Es war einfach unwürdig, schmierig und schmuddelig – Marion, Berlin

Ich selber kann nicht über einen Abbruch reden, hatte "nur "eine Fehlgeburt. Habe aber in den 70er Jahren meine kleine Schwester zu drei Abbrüchen nach Holland gefahren und wieder zurück. Das waren keine Ausflüge – wir sprachen wenig und zurück war die Stimmung von Angst (ums eigene Leben) Schuld und Zweifeln und auch Verzweiflung geprägt. Zwei Freundinnen in Berlin habe ich zu einem Arzt am Wittenbergplatz gefahren – dessen Adresse wurde in Frauenkreisen unter der Hand gehandelt– und es war einfach unwürdig, schmierig und schmuddelig. In einem Fall hörte meine Kollegin gar nicht auf zu bluten und ich habe sie gleich in die Frauenklinik in der Pulsstraße in Charlottenburg gefahren. Da wusste man schon ohne viel Worte was passiert war und wer den Abbruch vorgenommen hat. Wir wurden sehr unfreundlich – als nur aufs Leben bedachte und Rettende versorgt und behandelt. Nach drei Tagen musste ich sie wieder mit nach Hause nehmen – in meine Obhut – da sie als Suizid verdächtig eingestuft wurde – Ich wurde ihr Vormund für kurze Zeit.
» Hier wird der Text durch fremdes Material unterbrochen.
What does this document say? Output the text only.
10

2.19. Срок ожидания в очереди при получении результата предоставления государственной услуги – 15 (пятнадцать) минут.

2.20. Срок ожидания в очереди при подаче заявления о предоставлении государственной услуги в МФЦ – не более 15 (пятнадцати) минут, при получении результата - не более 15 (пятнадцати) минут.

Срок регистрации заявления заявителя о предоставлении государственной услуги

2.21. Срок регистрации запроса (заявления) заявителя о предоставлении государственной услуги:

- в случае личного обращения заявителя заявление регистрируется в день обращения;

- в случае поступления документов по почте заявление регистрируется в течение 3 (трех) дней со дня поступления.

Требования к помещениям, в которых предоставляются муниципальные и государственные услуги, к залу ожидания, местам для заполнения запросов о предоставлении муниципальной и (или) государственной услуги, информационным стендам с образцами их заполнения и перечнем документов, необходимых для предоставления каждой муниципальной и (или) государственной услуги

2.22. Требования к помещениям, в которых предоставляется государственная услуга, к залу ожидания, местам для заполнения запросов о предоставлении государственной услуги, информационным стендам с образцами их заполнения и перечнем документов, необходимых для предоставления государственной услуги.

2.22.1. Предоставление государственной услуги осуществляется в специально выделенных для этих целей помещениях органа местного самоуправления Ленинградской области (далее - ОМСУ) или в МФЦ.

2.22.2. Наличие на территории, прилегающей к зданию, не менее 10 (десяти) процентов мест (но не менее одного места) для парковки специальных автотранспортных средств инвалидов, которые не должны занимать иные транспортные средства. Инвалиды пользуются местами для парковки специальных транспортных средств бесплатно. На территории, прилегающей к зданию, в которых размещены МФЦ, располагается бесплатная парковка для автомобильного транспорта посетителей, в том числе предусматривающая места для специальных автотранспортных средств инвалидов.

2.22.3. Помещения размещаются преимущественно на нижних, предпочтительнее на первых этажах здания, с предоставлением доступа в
Der Vater des Kindes war verheiratet und ihr Chef – als Frau hatte man da gar keine Chance. Wir haben uns danach aus den Augen verloren. Viel später im Leben sahen wir uns nochmal – sie war gut verheiratet, hatte zwei Kinder – Wohlstandsleben – wir sprachen nie wieder ein Wort darüber. Viele schwiegen auch in den Ehen.

Es ist auch nichts was man mit Bravour erzählt – keine Frau macht das aus Spass, es ist immer mit viel Leid verbunden – egal ob legal oder illegal. Der Schmerz liegt bei uns Frauen. Meine Schwester hat fünfmal geheiratet und die vierten Schwangerschaft musste sie laut ihres Arztes austragen. Das Kind habe ich mit groß gezogen. Das ist alles so lange her – viele Frauen machen das noch heute durch - ich mag gar nicht an die Polinnen denken, die gerade kämpfen! Ich kann meine kleine Schwester nicht fragen, ob sie ihre Geschichte erzählen möchte – sie ist manisch- depressiv und lebt in einer betreuten Einrichtung – die Betreuung habe ich an die Tochter abgegeben – da ich noch eine andere Schwester (inzwischen verstorben) und eine Freundin betreue. Mir auch der persönliche Zugang zu ihr fehlte und fehlt – diese Zeit hat uns nicht verbunden. Mich aber in meinem Widerstand zu dem §218 bestärkt.

In der gleichen Zeit kämpfte ich auch für und mit meinem schwulem Lebensfreund und vielen schwulen Freunden und Kollegen (die fast alle an Aids starben) gegen den §175. Die, die überlebt haben, sind sogar miteinander verheiratet. Auch das haben wir geschafft. Kämpfen lohnt sich immer. Es dauert nur manchmal und es gibt Rückschläge – aber niemals aufgeben!